When listening to Prof. Wei’s speech yesterday, his use of the phrase ‘named languages’ really resonated with me. It reminded me of multiple instances and observations over the couple of years interacting with ‘Gormati’ speaking people. Prof. Wei was talking about Translanguaging for inclusion and social justice.
The second year of working with the Laman Banjara people, some of the students from Anandshala came to stay at Harali temporarily while their parents were away for sugarcane harvest season. Hematai was working on creating an English-Gormati bilingual picture book with them. She had worked with students at Harali before, to create an English storybook with visuals. The students themselves came up with the story and had drawn visuals themselves. Similar to the previous project, we started with some storytelling sessions.
In the first session, students were asked to narrate Gormati stories that could inspire a narrative for the book. A girl next to me asked another: “कांइ बोले छ?” (What are they talking about?)
“म्हन्जे हापल्या भाषेत बोलाच” (That means we speak in our language”).

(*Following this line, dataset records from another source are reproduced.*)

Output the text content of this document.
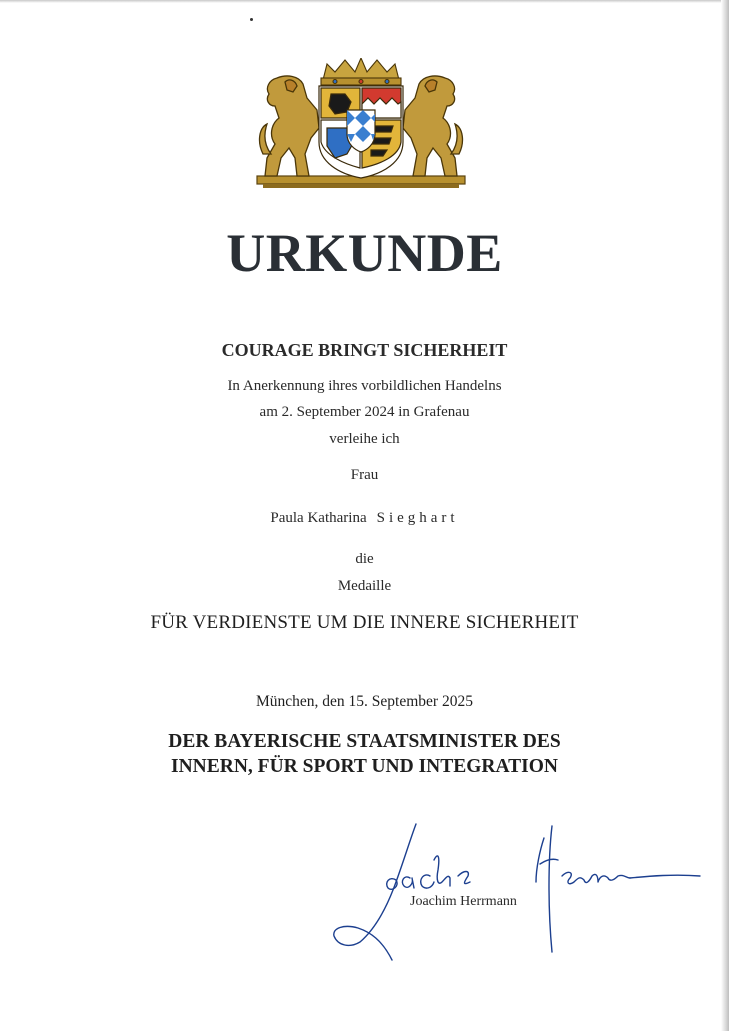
URKUNDE
COURAGE BRINGT SICHERHEIT
In Anerkennung ihres vorbildlichen Handelns
am 2. September 2024 in Grafenau
verleihe ich
Frau
Paula Katharina Sieghart
die
Medaille
FÜR VERDIENSTE UM DIE INNERE SICHERHEIT
München, den 15. September 2025
DER BAYERISCHE STAATSMINISTER DES
INNERN, FÜR SPORT UND INTEGRATION
Joachim Herrmann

Did that mean not everybody refers to the language as Gormati? So I asked the students afterwards – what do you call the language you speak in?

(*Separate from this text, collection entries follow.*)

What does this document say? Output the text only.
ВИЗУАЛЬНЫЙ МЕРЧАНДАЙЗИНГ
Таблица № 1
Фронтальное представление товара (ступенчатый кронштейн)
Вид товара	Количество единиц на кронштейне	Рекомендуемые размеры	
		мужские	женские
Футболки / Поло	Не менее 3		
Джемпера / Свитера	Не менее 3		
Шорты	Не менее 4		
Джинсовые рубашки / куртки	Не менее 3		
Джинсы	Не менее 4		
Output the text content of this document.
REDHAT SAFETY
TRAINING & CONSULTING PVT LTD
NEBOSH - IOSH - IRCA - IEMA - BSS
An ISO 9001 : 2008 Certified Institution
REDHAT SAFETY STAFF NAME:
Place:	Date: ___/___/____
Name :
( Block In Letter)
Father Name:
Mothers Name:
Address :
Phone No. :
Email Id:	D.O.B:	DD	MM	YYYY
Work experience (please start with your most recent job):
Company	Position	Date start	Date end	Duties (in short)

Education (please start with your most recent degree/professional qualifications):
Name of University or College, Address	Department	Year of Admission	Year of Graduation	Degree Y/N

There was a confused pause. आमची भाषा? (Our language?)
There had not been a need to name the language they spoke. There was no situation where they had to talk about their language as a thing. They interacted amongst themselves a certain way and in school they had to learn Marathi, a named language and a subject of study. We had created the need to name by asking questions about their non-Marathi practice.
“Named languages are abstractions from social activity of languaging. It is the linguists who socially constructed languages and gave them names.”
– Prof Lee Wei, February 2023
When interviewing parents last summer about language practices, we saw the same thing. After the experience with the students I had started asking questions with the phrase ‘घरची भाषा’ (home language). It worked well as we were talking about how their children transitioned from home language to language of instruction in school. If I didn’t use the word Gormati then most referred to it as आमची भाषा (our language).
In other instances, when asked to speak in Gormati, a couple of facilitators and students who had lived outside the Tanda for an extended period, were anxious. They claimed they could not speak in Gormati. However, observing their natural languaging practice I realised that they go in and out of Gormati and versions of Marathi (peppered with everday English words) when at home or speaking with their peers. Naming their languaging practice probably pushed them to acknowledge their practice as different from ‘standard’ Gormati, whatever that meant for them.
Naming the language in this way created these abstract buckets of Gormati and Marathi as if these were distinct parallel monolingual practices. The biggest struggle moving forward for us at Anandshala is going to be acknoweldging the translanguaging practices, working on the perceptions all of us have about language practice and related power equations, and figuring out what it means for classroom/languaging practice in Anandshala and Anandghar space.